HONG KONG (Reuters) – Shares of cash-strapped Shimao Group rose on Monday after the Chinese developer and its chairman sold a Shanghai hotel and a stake in a Hong Kong development, respectively, for a total of $836 million, in their latest efforts to raise funds.

The disposals come after Shimao put up its assets worth 77 billion yuan ($12.11 billion) for sale to raise cash to repay its debts, offloading two other assets in the past two weeks for 3 billion yuan.

The Shanghai-based developer said late on Friday it sold Hyatt on the Bund to state-owned Shanghai Land (Group) Co for 4.5 billion yuan.

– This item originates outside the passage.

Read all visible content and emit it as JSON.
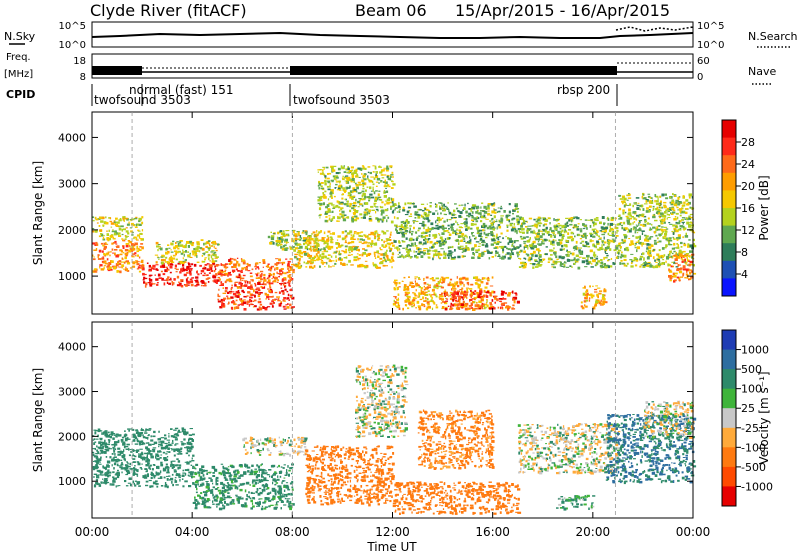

Its chairman Hui Wing Mau also sold his 40% stake in a Hong Kong high-end residential development to Hong Kong investors CSI Properties and C C Land Holdings for HK$1.05 billion ($134.68 million), according to separate statements from the buyers late on Friday.

Chinese state-owned property firms are expected to acquire more assets from private developers facing tight liquidity, analysts said, as Beijing steps up efforts to stabilise and tighten control over a crisis-hit sector that accounts for a quarter of its economy.

Financial media outlet Cailianshe reported over the weekend a state-owned healthcare real estate firm in the northeastern province of Shandong may become China Aoyuan Group’s controlling shareholder, and it has completed the preliminary due diligence.

Shares of Shimao gained 4.8%, while Aoyuan rose 6.8%. The Hang Seng Mainland Properties Index was up 2.2%.